Tuesday, 5 July 2011

Climate change vs Global warming

When I was in Year 6 we did a school unit about the Greenhouse Effect and the hole in the ozone layer. In 1988 the biggest environmental issue was the phasing out of CFCs to halt the destruction of the ozone layer in the Southern Hemisphere. I can remember we all had to write letters to CEOs asking them to please stop using CFCs in their products. I wrote to Rexona, and the letter I received in response went in my keep box. I was pretty proud that the big important people at the big company had taken the time to write back to little me, a Year 6 kid in Tamworth.

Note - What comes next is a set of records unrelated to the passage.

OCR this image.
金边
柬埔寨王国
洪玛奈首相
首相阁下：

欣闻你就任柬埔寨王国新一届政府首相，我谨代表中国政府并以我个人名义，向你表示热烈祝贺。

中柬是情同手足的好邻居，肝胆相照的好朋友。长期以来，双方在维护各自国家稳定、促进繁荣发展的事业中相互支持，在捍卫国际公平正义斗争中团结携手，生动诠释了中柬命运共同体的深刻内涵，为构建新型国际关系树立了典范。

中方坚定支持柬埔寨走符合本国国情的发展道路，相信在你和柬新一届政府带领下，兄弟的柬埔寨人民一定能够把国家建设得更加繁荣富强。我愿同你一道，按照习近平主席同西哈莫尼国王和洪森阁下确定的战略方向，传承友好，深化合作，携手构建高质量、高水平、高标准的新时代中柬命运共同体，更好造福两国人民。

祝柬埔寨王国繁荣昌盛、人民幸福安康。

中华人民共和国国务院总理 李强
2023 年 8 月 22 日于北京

Anyway, that is 23 years ago now, and today the big focus of our environmental eyes is on the issue of climate change. Most specifically here in Australia on the introduction of a tax on carbon pollution which is about to be put through Parliament. In the meantime, the terminology has continued to shift along with the progress of the scientists. Greenhouse effect is a term rarely heard, it morphing into global warming a number of years back, and finally more recently into climate change, specifically man made climate change.

I am not a scientist. I stopped studying science as soon as I was able to in school. But I know that there are different experts in different fields, and that the study of science is a continually evolving pursuit. And so the terminology has to keep pace with the discoveries, and hence climate change is a more appropriate title for the issue at hand than either of its predecessors. In my layman's understanding, it's about how humans have changed the climate of the planet - hotter summers, colder winters, more extreme weather events.

Anyway, today it was really cold in Canberra, snow clouds and icy wind making for a truly bleak July Tuesday.  Queensland has been having an unusually cold start to the winter.  But is this evidence that climate change isn't happening!?!?!?  All too often I hear and see comments like "Global warming hey? Well you weren't in Canberra today".  I understand why the terminology has had to change, but for many the old words are still what come to mind, and a cold winter's day is taken to mean the whole phenomenon is an elaborate con.

And this is my pet peeve of the day. May I declare, one cold day does not mean the climate isn't being impacted by humanity, snow on the Brindabellas does not mean that we should all just go on as we have been and pretend that all is fine and dandy. And even if the climate scientists are all wrong - which I doubt, they know a whole lot more about this stuff than I do - is that a reason to continue raping and pillaging this planet until there are no natural resources or wilderness areas left?  No, I thought not.